Le jour d’après ? Pour l’ancien sénateur de Vendée cela passe donc, en priorité, par un nouveau tour de vis migratoire. Moyen, selon lui, de lutter contre « la dérive que les gouvernements ont laissé s’installer » et dont Mayotte est le « symbole ». « Il faudra légiférer pour qu’à Mayotte, comme partout sur le territoire national, la France reprenne le contrôle de son immigration », écrit encore le ministre de l’Intérieur, en réclamant de la « détermination. »

La gauche choquée, Bayrou fragilisé ?

Une sortie très politique à l’heure où la course contre la montre est déjà lancée à Mayotte pour retrouver des survivants et venir en aide aux milliers de sinistrés. Ceci, alors qu’il est impossible pour l’instant – de l’aveu même de Bruno Retailleau – de dresser le bilan humain du drame, même si les autorités craignent des centaines, voire des milliers de morts. Ce qui en ferait la catastrophe naturelle la plus meurtrière en France ces 100 dernières années.

Dans ce contexte, la déclaration de Bruno Retailleau – qui s’inscrit à rebours de l’attitude adoptée par l’exécutif, et de la volonté d’Emmanuel Macron de décréter une période de deuil national – suscite des réactions outrées. À gauche notamment, le ministre choisi par Michel Barnier et qui se verrait bien prolonger son bail à Beauvau sous François Bayrou, est accusé de « récupération » en pleine tragédie.

« Les Mahoraises et les Mahorais comptent leurs morts, et le ministre de l’Intérieur ne trouve rien de mieux à faire que de sombrer dans la pure ignominie », a par exemple fustigé la présidente du groupe La France insoumise Mathilde Panot sur les réseaux sociaux, à l’unisson de nombreux membres de son camp.

Plus largement, cette répulsion s’exprime au sein de toutes les formations du Nouveau Front populaire. Le premier secrétaire du Parti socialiste Olivier Faure, a ainsi qualifié le ministre « d’obsessionnel indécent et inconséquent » sur le même réseau social, quand sa collègue, l’écologiste Léa Balage El Mariky dénonçait une « indécence sans limite ».

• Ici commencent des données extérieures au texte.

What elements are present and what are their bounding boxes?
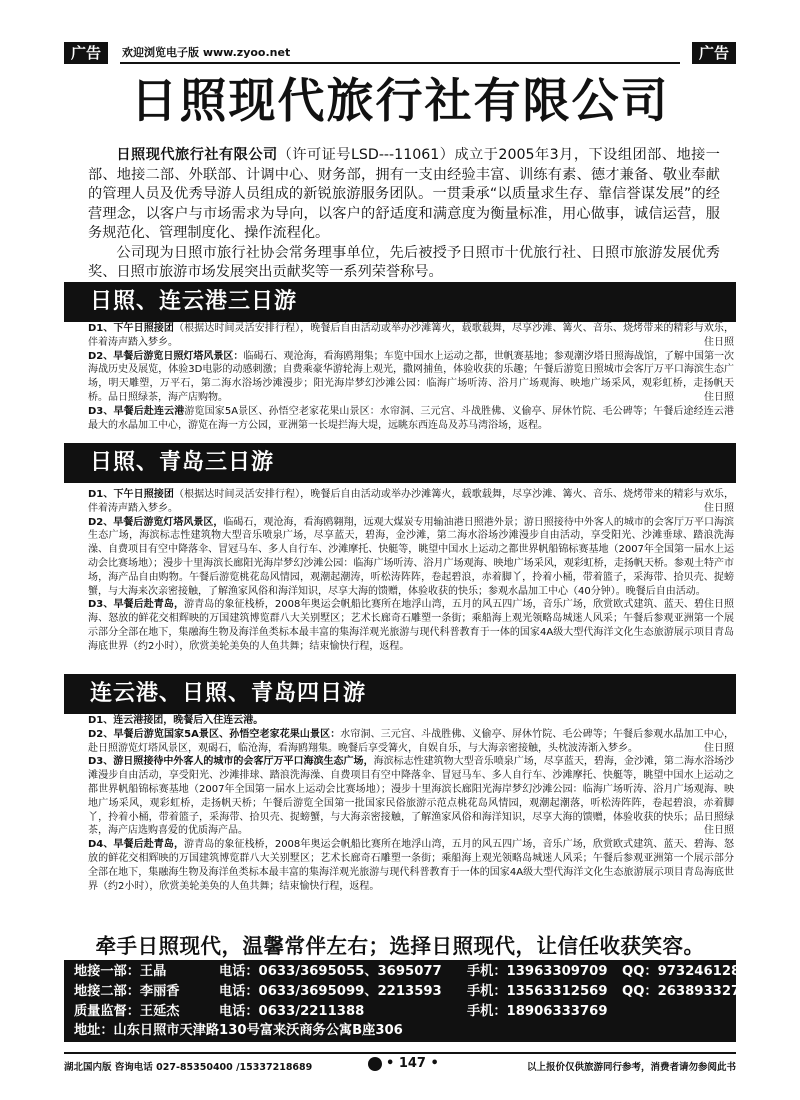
ad-tag-left: 广告 — [64, 42, 108, 64]
route2-day1-text: （根据达时间灵活安排行程），晚餐后自由活动或举办沙滩篝火，载歌载舞，尽享沙滩、篝火、音乐、烧烤带来的精彩与欢乐，伴着涛声踏入梦乡。 — [88, 489, 735, 514]
route-itinerary-2 — [88, 488, 734, 654]
route1-day2-head: D2、早餐后游览日照灯塔风景区： — [88, 350, 244, 362]
route3-day3-lodging: 住日照 — [704, 825, 734, 837]
contact1-phone[interactable]: 电话：0633/3695055、3695077 — [219, 964, 442, 979]
page-number — [368, 1056, 439, 1071]
contact-box — [64, 960, 750, 1042]
intro-paragraph-1 — [88, 146, 720, 244]
contact2-mobile[interactable]: 手机：13563312569 — [467, 984, 608, 999]
contact2-qq[interactable]: QQ：2638933276 — [622, 984, 750, 999]
route-banner-2 — [64, 443, 736, 483]
site-link-text[interactable]: 欢迎浏览电子版 www.zyoo.net — [122, 46, 291, 59]
address-text: 地址：山东日照市天津路130号富来沃商务公寓B座306 — [74, 1023, 403, 1038]
route3-day3-head: D3、游日照接待中外客人的城市的会客厅万平口海滨生态广场， — [88, 756, 374, 768]
intro-company-name: 日照现代旅行社有限公司 — [116, 147, 278, 163]
route3-day2-lodging: 住日照 — [704, 742, 734, 754]
route2-day2-lodging: 住日照 — [704, 599, 734, 611]
route2-day1-head: D1、下午日照接团 — [88, 489, 174, 500]
route1-day1 — [88, 322, 734, 350]
route1-day3-text: 游览国家5A景区、孙悟空老家花果山景区：水帘洞、三元宫、斗战胜佛、义偷亭、屏休竹院、毛公碑等；午餐后途经连云港最大的水晶加工中心，游览在海一方公园，亚洲第一长堤拦海大堤，远眺东西连岛及苏马湾浴场，返程。 — [88, 405, 734, 431]
address-row — [74, 1021, 734, 1041]
route1-day3 — [88, 405, 734, 433]
footer-left-text: 湖北国内版 咨询电话 027-85350400 /15337218689 — [64, 1062, 313, 1073]
page-footer — [64, 1052, 736, 1074]
route-banner-1 — [64, 282, 736, 322]
contact3-phone[interactable]: 电话：0633/2211388 — [219, 1004, 365, 1019]
route2-day1-lodging: 住日照 — [704, 502, 734, 514]
route3-day1-head: D1、连云港接团，晚餐后入住连云港。 — [88, 715, 264, 726]
contact3-mobile[interactable]: 手机：18906333769 — [467, 1004, 608, 1019]
route2-day2-text: 临碣石，观沧海，看海鸥翱翔，远观大煤炭专用输油港日照港外景；游日照接待中外客人的城市的会客厅万平口海滨生态广场，海滨标志性建筑物大型音乐喷泉广场，尽享蓝天，碧海，金沙滩，第二海水浴场沙滩漫步自由活动，享受阳光、沙滩垂球、踏浪洗海澡、自费项目有空中降落伞、冒冠马车、多人自行车、沙滩摩托、快艇等，眺望中国水上运动之都世界帆船锦标赛基地（2007年全国第一届水上运动会比赛场地）；漫步十里海滨长廊阳光海岸梦幻沙滩公园：临海广场听涛、浴月广场观海、映地广场采风，观彩虹桥，走扬帆天桥。参观土特产市场，海产品自由购物。午餐后游览桃花岛风情园，观潮起潮涛，听松涛阵阵，卷起碧浪，赤着脚丫，拎着小桶，带着篮子，采海带、拾贝壳、捉螃蟹，与大海来次亲密接触，了解渔家风俗和海洋知识，尽享大海的馈赠，体验收获的快乐；参观水晶加工中心（40分钟）。晚餐后自由活动。 — [88, 516, 735, 597]
contact1-mobile[interactable]: 手机：13963309709 — [467, 964, 608, 979]
contact2-phone[interactable]: 电话：0633/3695099、2213593 — [219, 984, 442, 999]
route1-day1-head: D1、下午日照接团 — [88, 323, 174, 334]
route3-day2-text: 水帘洞、三元宫、斗战胜佛、义偷亭、屏休竹院、毛公碑等；午餐后参观水晶加工中心，赴日照游览灯塔风景区，观碣石，临沧海，看海鸥翔集。晚餐后享受篝火，自娱自乐，与大海亲密接触，头枕波涛渐入梦乡。 — [88, 728, 734, 754]
route2-day3-text: 游青岛的象征栈桥，2008年奥运会帆船比赛所在地浮山湾，五月的风五四广场，音乐广场，欣赏欧式建筑、蓝天、碧海、怒放的鲜花交相辉映的万国建筑博览群八大关别墅区；艺术长廊奇石雕塑一条街；乘船海上观光领略岛城迷人风采；午餐后参观亚洲第一个展示部分全部在地下，集融海生物及海洋鱼类标本最丰富的集海洋观光旅游与现代科普教育于一体的国家4A级大型代海洋文化生态旅游展示项目青岛海底世界（约2小时），欣赏美轮美奂的人鱼共舞；结束愉快行程，返程。 — [88, 599, 734, 652]
intro-p1-text: （许可证号LSD---11061）成立于2005年3月，下设组团部、地接一部、地接二部、外联部、计调中心、财务部，拥有一支由经验丰富、训练有素、德才兼备、敬业奉献的管理人员及优秀导游人员组成的新锐旅游服务团队。一贯秉承“以质量求生存、靠信誉谋发展”的经营理念，以客户与市场需求为导向，以客户的舒适度和满意度为衡量标准，用心做事，诚信运营，服务规范化、管理制度化、操作流程化。 — [88, 147, 720, 241]
route-itinerary-1 — [88, 322, 734, 432]
route1-day2-lodging: 住日照 — [704, 391, 734, 403]
route-itinerary-3 — [88, 714, 734, 893]
route3-day2-head: D2、早餐后游览国家5A景区、孙悟空老家花果山景区： — [88, 728, 341, 740]
page-badge-icon — [368, 1057, 382, 1071]
route1-day3-head: D3、早餐后赴连云港 — [88, 405, 185, 417]
route3-day3 — [88, 755, 734, 838]
company-intro — [88, 146, 720, 283]
ad-tag-right: 广告 — [692, 42, 736, 64]
route1-day2 — [88, 350, 734, 405]
top-bar — [64, 42, 736, 64]
route3-day4 — [88, 838, 734, 893]
route1-day2-text: 临碣石、观沧海，看海鸥翔集；车览中国水上运动之都，世帆赛基地；参观潮汐塔日照海战馆，了解中国第一次海战历史及展览，体验3D电影的动感刺激；自费乘豪华游轮海上观光，撒网捕鱼，体验收获的乐趣；午餐后游览日照城市会客厅万平口海滨生态广场，明天雕塑，万平石，第二海水浴场沙滩漫步；阳光海岸梦幻沙滩公园：临海广场听涛、浴月广场观海、映地广场采风，观彩虹桥，走扬帆天桥。品日照绿茶，海产店购物。 — [88, 350, 734, 403]
contact-row-1 — [74, 962, 741, 982]
footer-right-text: 以上报价仅供旅游同行参考，消费者请勿参阅此书 — [526, 1062, 736, 1073]
route3-day4-head: D4、早餐后赴青岛， — [88, 839, 185, 851]
route2-day3-head: D3、早餐后赴青岛， — [88, 599, 185, 611]
route2-day2-head: D2、早餐后游览灯塔风景区， — [88, 516, 224, 528]
slogan: 牵手日照现代，温馨常伴左右；选择日照现代，让信任收获笑容。 — [95, 934, 705, 958]
top-divider — [120, 62, 680, 64]
route2-day3 — [88, 598, 734, 653]
route-title-1: 日照、连云港三日游 — [90, 289, 298, 314]
contact1-qq[interactable]: QQ：973246128 — [622, 964, 741, 979]
contact2-label: 地接二部：李丽香 — [74, 984, 180, 999]
route3-day3-text: 海滨标志性建筑物大型音乐喷泉广场，尽享蓝天，碧海，金沙滩，第二海水浴场沙滩漫步自由活动，享受阳光、沙滩排球、踏浪洗海澡、自费项目有空中降落伞、冒冠马车、多人自行车、沙滩摩托、快艇等，眺望中国水上运动之都世界帆船锦标赛基地（2007年全国第一届水上运动会比赛场地）；漫步十里海滨长廊阳光海岸梦幻沙滩公园：临海广场听涛、浴月广场观海、映地广场采风，观彩虹桥，走扬帆天桥；午餐后游览全国第一批国家民俗旅游示范点桃花岛风情园，观潮起潮落，听松涛阵阵，卷起碧浪，赤着脚丫，拎着小桶，带着篮子，采海带、拾贝壳、捉螃蟹，与大海亲密接触，了解渔家风俗和海洋知识，尽享大海的馈赠，体验收获的快乐；品日照绿茶，海产店选购喜爱的优质海产品。 — [88, 756, 735, 837]
route3-day2 — [88, 728, 734, 756]
route3-day1 — [88, 714, 734, 728]
contact3-label: 质量监督：王延杰 — [74, 1004, 180, 1019]
page-title: 日照现代旅行社有限公司 — [130, 74, 670, 129]
contact1-label: 地接一部：王晶 — [74, 964, 167, 979]
page-number-text: • 147 • — [386, 1056, 439, 1071]
route1-day1-lodging: 住日照 — [704, 336, 734, 348]
route1-day1-text: （根据达时间灵活安排行程），晚餐后自由活动或举办沙滩篝火，载歌载舞，尽享沙滩、篝火、音乐、烧烤带来的精彩与欢乐，伴着涛声踏入梦乡。 — [88, 323, 735, 348]
route3-day4-text: 游青岛的象征栈桥，2008年奥运会帆船比赛所在地浮山湾，五月的风五四广场，音乐广场，欣赏欧式建筑、蓝天、碧海、怒放的鲜花交相辉映的万国建筑博览群八大关别墅区；艺术长廊奇石雕塑一条街；乘船海上观光领略岛城迷人风采；午餐后参观亚洲第一个展示部分全部在地下，集融海生物及海洋鱼类标本最丰富的集海洋观光旅游与现代科普教育于一体的国家4A级大型代海洋文化生态旅游展示项目青岛海底世界（约2小时），欣赏美轮美奂的人鱼共舞；结束愉快行程，返程。 — [88, 839, 734, 892]
contact-row-3 — [74, 1002, 734, 1022]
route2-day1 — [88, 488, 734, 516]
route-banner-3 — [64, 674, 736, 714]
route-title-3: 连云港、日照、青岛四日游 — [90, 681, 367, 706]
intro-paragraph-2: 公司现为日照市旅行社协会常务理事单位，先后被授予日照市十优旅行社、日照市旅游发展优秀奖、日照市旅游市场发展突出贡献奖等一系列荣誉称号。 — [88, 244, 720, 280]
route-title-2: 日照、青岛三日游 — [90, 450, 275, 475]
contact-row-2 — [74, 982, 750, 1002]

Des réactions outrées qui pourraient avoir des conséquences ? Notamment sur le futur gouvernement ? Ce genre de sortie signée Bruno Retailleau souligne toute la difficulté de la tâche qui revient à François Bayrou. Le Premier ministre doit former une équipe en donnant des gages à la droite, notamment incarnée par le ministre démissionnaire, tout en essayant de ne pas braquer la gauche pour obtenir sa bienveillance et la « non-censure ».

À moins qu’il ne choisisse, comme Michel Barnier, de se mettre dans la main du Rassemblement national. Soulignons, en ce sens, que la déclaration (au moins hâtive) de Bruno Retailleau ne pose guère de problème à cette partie-là du spectre politique.